Xu will collaborate with Professor Sebastiaan van Dijken at Aalto University to establish optogenetic-neuromorphic (using light to control artificial neural networks inspired by the brain) co-designed cell interfaces, leveraging their expertise on optical control over cell activities and bio-inspired photodetection. Their joint effort is likely to offer closed-loop, energy-efficient, and high-accuracy cell interfacing, the functionality of which will be showcased in biological neural networks.
“Knowing how neurons communicate, namely neural decoding, is a very data-intensive and latency-sensitive task, because you want to know what they are doing collectively within milliseconds,” says Xu. “Optoelectronic neuromorphic devices lend themselves to a fundamentally new method of neural decoding.”
Leveraging the memristive readout from engineered semiconductors, this novel method will exclude superfluous data while maintaining biological insight. As a result, the researchers can study neural activities in a highly efficient manner.
Taking it one step further, the researchers aim to build artificial neural networks (NN) based on biological data collected from their neuromorphic hardware to determine whether cells are in their normal or abnormal states. “This is a key step in a hybrid intelligence framework, where the biological computing input is directly applied to train AI-based machine learning models,” says Xu.

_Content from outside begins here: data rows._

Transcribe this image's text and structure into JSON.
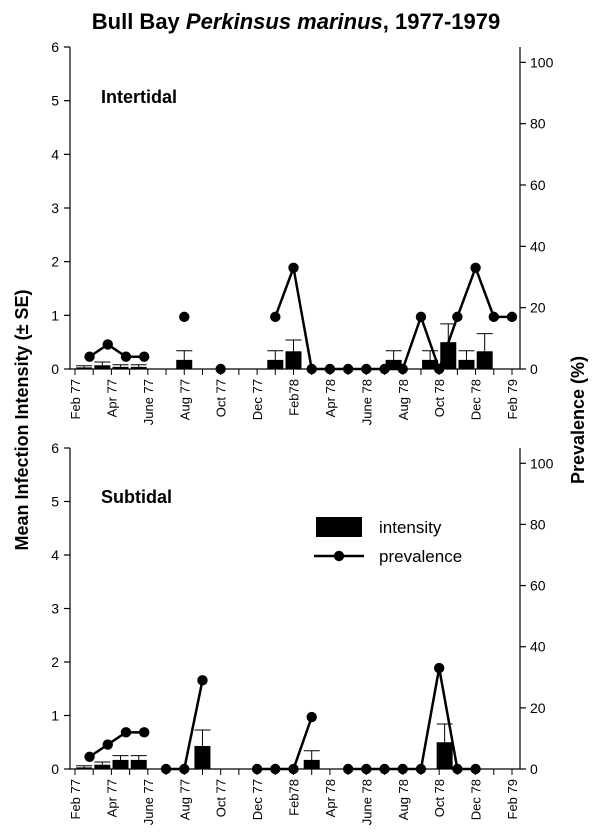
{
  "title_main": "Bull Bay ",
  "title_italic": "Perkinsus marinus",
  "title_tail": ", 1977-1979",
  "y_left_label": "Mean Infection Intensity (± SE)",
  "y_right_label": "Prevalence (%)",
  "legend": {
    "intensity": "intensity",
    "prevalence": "prevalence"
  },
  "chart_data": [
    {
      "type": "bar",
      "panel": "Intertidal",
      "x_tick_labels": [
        "Feb 77",
        "Apr 77",
        "June 77",
        "Aug 77",
        "Oct 77",
        "Dec 77",
        "Feb78",
        "Apr 78",
        "June 78",
        "Aug 78",
        "Oct 78",
        "Dec 78",
        "Feb 79"
      ],
      "x_range": [
        1,
        25
      ],
      "y_left_range": [
        0,
        6
      ],
      "y_left_ticks": [
        0,
        1,
        2,
        3,
        4,
        5,
        6
      ],
      "y_right_range": [
        0,
        105
      ],
      "y_right_ticks": [
        0,
        20,
        40,
        60,
        80,
        100
      ],
      "series": [
        {
          "name": "intensity",
          "axis": "left",
          "points": [
            {
              "x": 1.5,
              "y": 0.03,
              "se": 0.03
            },
            {
              "x": 2.5,
              "y": 0.07,
              "se": 0.06
            },
            {
              "x": 3.5,
              "y": 0.04,
              "se": 0.04
            },
            {
              "x": 4.5,
              "y": 0.04,
              "se": 0.04
            },
            {
              "x": 7.0,
              "y": 0.17,
              "se": 0.17
            },
            {
              "x": 12.0,
              "y": 0.17,
              "se": 0.17
            },
            {
              "x": 13.0,
              "y": 0.33,
              "se": 0.21
            },
            {
              "x": 18.5,
              "y": 0.17,
              "se": 0.17
            },
            {
              "x": 20.5,
              "y": 0.17,
              "se": 0.17
            },
            {
              "x": 21.5,
              "y": 0.5,
              "se": 0.34
            },
            {
              "x": 22.5,
              "y": 0.17,
              "se": 0.17
            },
            {
              "x": 23.5,
              "y": 0.33,
              "se": 0.33
            }
          ]
        },
        {
          "name": "prevalence",
          "axis": "right",
          "points": [
            {
              "x": 1.8,
              "y": 4
            },
            {
              "x": 2.8,
              "y": 8
            },
            {
              "x": 3.8,
              "y": 4
            },
            {
              "x": 4.8,
              "y": 4
            },
            {
              "x": 7.0,
              "y": 17,
              "connected": false
            },
            {
              "x": 9.0,
              "y": 0,
              "connected": false
            },
            {
              "x": 12.0,
              "y": 17
            },
            {
              "x": 13.0,
              "y": 33
            },
            {
              "x": 14.0,
              "y": 0
            },
            {
              "x": 15.0,
              "y": 0
            },
            {
              "x": 16.0,
              "y": 0
            },
            {
              "x": 17.0,
              "y": 0
            },
            {
              "x": 18.0,
              "y": 0
            },
            {
              "x": 19.0,
              "y": 0
            },
            {
              "x": 20.0,
              "y": 17
            },
            {
              "x": 21.0,
              "y": 0
            },
            {
              "x": 22.0,
              "y": 17
            },
            {
              "x": 23.0,
              "y": 33
            },
            {
              "x": 24.0,
              "y": 17
            },
            {
              "x": 25.0,
              "y": 17
            }
          ]
        }
      ]
    },
    {
      "type": "bar",
      "panel": "Subtidal",
      "x_tick_labels": [
        "Feb 77",
        "Apr 77",
        "June 77",
        "Aug 77",
        "Oct 77",
        "Dec 77",
        "Feb78",
        "Apr 78",
        "June 78",
        "Aug 78",
        "Oct 78",
        "Dec 78",
        "Feb 79"
      ],
      "x_range": [
        1,
        25
      ],
      "y_left_range": [
        0,
        6
      ],
      "y_left_ticks": [
        0,
        1,
        2,
        3,
        4,
        5,
        6
      ],
      "y_right_range": [
        0,
        105
      ],
      "y_right_ticks": [
        0,
        20,
        40,
        60,
        80,
        100
      ],
      "series": [
        {
          "name": "intensity",
          "axis": "left",
          "points": [
            {
              "x": 1.5,
              "y": 0.03,
              "se": 0.03
            },
            {
              "x": 2.5,
              "y": 0.08,
              "se": 0.05
            },
            {
              "x": 3.5,
              "y": 0.17,
              "se": 0.08
            },
            {
              "x": 4.5,
              "y": 0.17,
              "se": 0.08
            },
            {
              "x": 8.0,
              "y": 0.43,
              "se": 0.3
            },
            {
              "x": 14.0,
              "y": 0.17,
              "se": 0.17
            },
            {
              "x": 21.3,
              "y": 0.5,
              "se": 0.34
            }
          ]
        },
        {
          "name": "prevalence",
          "axis": "right",
          "points": [
            {
              "x": 1.8,
              "y": 4
            },
            {
              "x": 2.8,
              "y": 8
            },
            {
              "x": 3.8,
              "y": 12
            },
            {
              "x": 4.8,
              "y": 12
            },
            {
              "x": 6.0,
              "y": 0
            },
            {
              "x": 7.0,
              "y": 0
            },
            {
              "x": 8.0,
              "y": 29
            },
            {
              "x": 11.0,
              "y": 0
            },
            {
              "x": 12.0,
              "y": 0
            },
            {
              "x": 13.0,
              "y": 0
            },
            {
              "x": 14.0,
              "y": 17
            },
            {
              "x": 16.0,
              "y": 0
            },
            {
              "x": 17.0,
              "y": 0
            },
            {
              "x": 18.0,
              "y": 0
            },
            {
              "x": 19.0,
              "y": 0
            },
            {
              "x": 20.0,
              "y": 0
            },
            {
              "x": 21.0,
              "y": 33
            },
            {
              "x": 22.0,
              "y": 0
            },
            {
              "x": 23.0,
              "y": 0
            }
          ]
        }
      ]
    }
  ]
}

The output of these AI models have the capability to inform the neuromodulation hardware (e.g. close-packed LED arrays) on how to efficiently modulate biological circuits to the targeted state. “Such physical feedback closes the loop of our hybrid intelligence system, and provides us insight on finding neurological interventions, such as cooling down overly active cells,” he says.
This research aims to leverage the benefits of both approaches: the computational power and programmability of traditional computing systems, alongside the adaptability, energy efficiency, and inherent learning capabilities of biological systems like the human brain. Their team efforts could help define the future trajectory of bioinspired and biomimetic AI technologies.